Rockwell diz que descobriu online o esforço de terapia genética de Leone e acabou por levantar mais de US $250.000. “Na época, Tobin era a pessoa mais jovem nos Estados Unidos com Canavan, e penso que isso desempenhou um grande fator na sua aceitação”, afirma, acrescentando que Leone diz aos pais que o dinheiro os coloca na linha de frente, mas não garantia de tratamento.
Bateman-House, o bioético, diz que outro risco é se os pais podem realmente julgar os benefícios de um procedimento experimental de uma forma “desapaixonada”, especialmente se eles investiram uma fortuna no esforço. “Não é apenas que o seu filho está a enfrentar uma condição perigosa; é que o seu sangue, suor e lágrimas é o que está a financiar esta intervenção”, avisa. “Pode ser extremamente difícil para um pai mudar de ideia e dizer ‘Não vamos fazer isso.’”
Esperança versus risco
O estudo de Dayton atualmente tem abastecimentos suficientes da droga genética para tratar apenas nove ou dez crianças. Foi fabricado na Espanha, mas só depois que os investigadores e famílias superaram o que chamam de uma provação de burocracia, atrasos e obstáculos, alguns levantados por reguladores do governo que decidem quais tratamentos genéticos podem ser tentados e se os testes são planeados adequadamente.
A certa altura, em 2019, os Landsmans levaram os seus filhos à Food and Drug Administration (FDA) dos EUA para uma reunião que realizaram após dezenas de ligações para legisladores. “Antes, éramos só mais um caso na grande pilha de papel deles”, diz Jennie Landsman, a mãe dos meninos. “Tinham objeções muito técnicas.
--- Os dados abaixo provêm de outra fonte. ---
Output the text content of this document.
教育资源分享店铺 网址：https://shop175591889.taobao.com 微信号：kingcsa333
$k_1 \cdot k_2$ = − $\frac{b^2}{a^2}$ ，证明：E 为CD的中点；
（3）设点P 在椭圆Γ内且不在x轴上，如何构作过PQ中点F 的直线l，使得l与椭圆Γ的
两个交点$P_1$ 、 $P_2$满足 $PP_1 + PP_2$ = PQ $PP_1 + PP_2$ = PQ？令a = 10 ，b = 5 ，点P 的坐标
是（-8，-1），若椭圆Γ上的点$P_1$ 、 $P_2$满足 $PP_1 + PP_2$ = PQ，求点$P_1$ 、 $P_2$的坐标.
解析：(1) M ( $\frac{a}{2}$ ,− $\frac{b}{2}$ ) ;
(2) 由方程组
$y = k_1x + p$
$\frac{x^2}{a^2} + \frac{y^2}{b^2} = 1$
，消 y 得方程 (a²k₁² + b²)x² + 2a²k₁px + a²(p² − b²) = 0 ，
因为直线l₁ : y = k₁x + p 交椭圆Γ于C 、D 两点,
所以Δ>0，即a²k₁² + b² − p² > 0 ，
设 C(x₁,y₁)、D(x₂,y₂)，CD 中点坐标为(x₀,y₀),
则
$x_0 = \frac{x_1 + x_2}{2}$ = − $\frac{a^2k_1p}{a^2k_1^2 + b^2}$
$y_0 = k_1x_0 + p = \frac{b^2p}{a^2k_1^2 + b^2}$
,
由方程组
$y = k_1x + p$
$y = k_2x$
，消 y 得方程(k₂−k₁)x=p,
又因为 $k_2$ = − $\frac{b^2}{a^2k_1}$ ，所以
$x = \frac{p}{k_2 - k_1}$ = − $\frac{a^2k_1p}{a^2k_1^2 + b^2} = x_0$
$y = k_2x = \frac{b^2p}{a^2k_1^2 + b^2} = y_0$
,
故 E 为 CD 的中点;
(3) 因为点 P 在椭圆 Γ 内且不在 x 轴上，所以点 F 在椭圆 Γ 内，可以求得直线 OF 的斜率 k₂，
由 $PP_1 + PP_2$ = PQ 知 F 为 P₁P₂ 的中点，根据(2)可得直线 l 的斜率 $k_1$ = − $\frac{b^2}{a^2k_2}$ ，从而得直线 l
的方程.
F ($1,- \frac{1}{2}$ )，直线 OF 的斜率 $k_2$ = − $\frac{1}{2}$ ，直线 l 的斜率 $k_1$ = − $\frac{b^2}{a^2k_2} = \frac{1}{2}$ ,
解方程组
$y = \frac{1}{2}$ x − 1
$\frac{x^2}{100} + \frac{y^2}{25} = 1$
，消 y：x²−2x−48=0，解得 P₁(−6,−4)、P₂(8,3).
Na reunião, seguramos Benny e Josh e dissemos: ‘Esperamos que esse problema tão técnico não pare o tratamento’”.
Benny Landsman e o seu irmão mais novo, Josh, sofrem da doença de Canavan, uma doença hereditária fatal. Em abril, Benny passou por um procedimento de terapia genética numa tentativa de adicionar um gene corrigido às suas células cerebrais. CORTESIA DE JENNIE LANDSMAN
O ensaio clínico de Dayton ganhou permissão para prosseguir em dezembro e começou bem a tempo para Benny, que atingirá o limite de idade de cinco anos em junho. “Benny é o teste piloto. Benny é a criança que recebe todos os nossos ‘Deus, esperamos que funcione’”, diz Rockwell, que ainda não tem uma data para o procedimento da sua filha.
Qual é a chance de a terapia funcionar? As técnicas de substituição de genes têm obtido sucessos notáveis, curando crianças que não têm sistema imunológico e prevenindo doenças cerebrais. Desde 2017, um pequeno número de terapias génicas também foi aprovado para venda nos Estados Unidos, a preços de até US$ 2,1 milhões por criança.
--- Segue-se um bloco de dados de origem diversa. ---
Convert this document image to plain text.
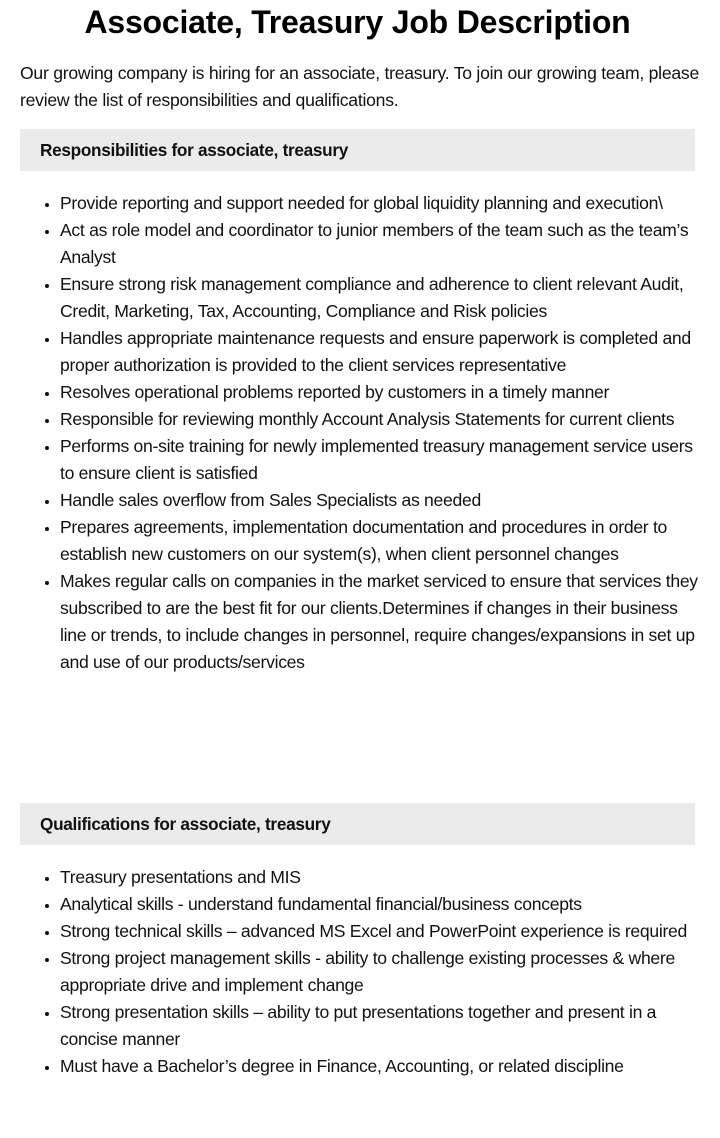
Associate, Treasury Job Description

Our growing company is hiring for an associate, treasury. To join our growing team, please review the list of responsibilities and qualifications.

Responsibilities for associate, treasury
• Provide reporting and support needed for global liquidity planning and execution\
• Act as role model and coordinator to junior members of the team such as the team’s Analyst
• Ensure strong risk management compliance and adherence to client relevant Audit, Credit, Marketing, Tax, Accounting, Compliance and Risk policies
• Handles appropriate maintenance requests and ensure paperwork is completed and proper authorization is provided to the client services representative
• Resolves operational problems reported by customers in a timely manner
• Responsible for reviewing monthly Account Analysis Statements for current clients
• Performs on-site training for newly implemented treasury management service users to ensure client is satisfied
• Handle sales overflow from Sales Specialists as needed
• Prepares agreements, implementation documentation and procedures in order to establish new customers on our system(s), when client personnel changes
• Makes regular calls on companies in the market serviced to ensure that services they subscribed to are the best fit for our clients.Determines if changes in their business line or trends, to include changes in personnel, require changes/expansions in set up and use of our products/services
Qualifications for associate, treasury
• Treasury presentations and MIS
• Analytical skills - understand fundamental financial/business concepts
• Strong technical skills – advanced MS Excel and PowerPoint experience is required
• Strong project management skills - ability to challenge existing processes & where appropriate drive and implement change
• Strong presentation skills – ability to put presentations together and present in a concise manner
• Must have a Bachelor’s degree in Finance, Accounting, or related discipline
Os preços recordes despertaram o interesse entre as empresas especializadas em biotecnologia, que agora veem oportunidades de negócios até mesmo em doenças superaras. Uma, chamada Aspa Therapeutics, diz que tem planos para iniciar um teste de terapia genética diferente para a doença de Canavan. O seu CEO, Eric David, estima que haja 1.000 crianças com a doença nos Estados Unidos e na Europa. “Isso, para nós, é o suficiente”, diz ele.
Não há certeza de que a terapia genética terá sucesso para os casos de Canavan. Mesmo que o gene corrigido impeça a progressão da doença, os cérebros das crianças podem já ter sido irreversivelmente danificados.
“Espero que ela se sente sozinha, talvez diga mamã e papá”, diz Rockwell sobre a sua filha. “Estou esperançosa, mas é puramente experimental. Estamos a entregar os nossos bebés à ciência e esperando e rezando para que funcione”. Levará um mês até que os médicos saibam se o novo gene está a funcionar no cérebro de Benny, mas provavelmente muito mais para saber de qualquer efeito nos seus sintomas.
Numa mensagem aos doadores, Gary Landsman respondeu ao que chamou de pergunta “capciosa” sobre o que espera que o procedimento alcance.
“Ponderei essa questão inúmeras vezes”, escreveu ele. “Posso querer mais? É normal querer segurar suas mãos enquanto caminham ao meu lado? Posso querer ouvi-los falar comigo? Talvez eu esteja a jogar um jogo perigoso com minha psique. Mas acho que a esperança que as terapias fornecem valem o risco”.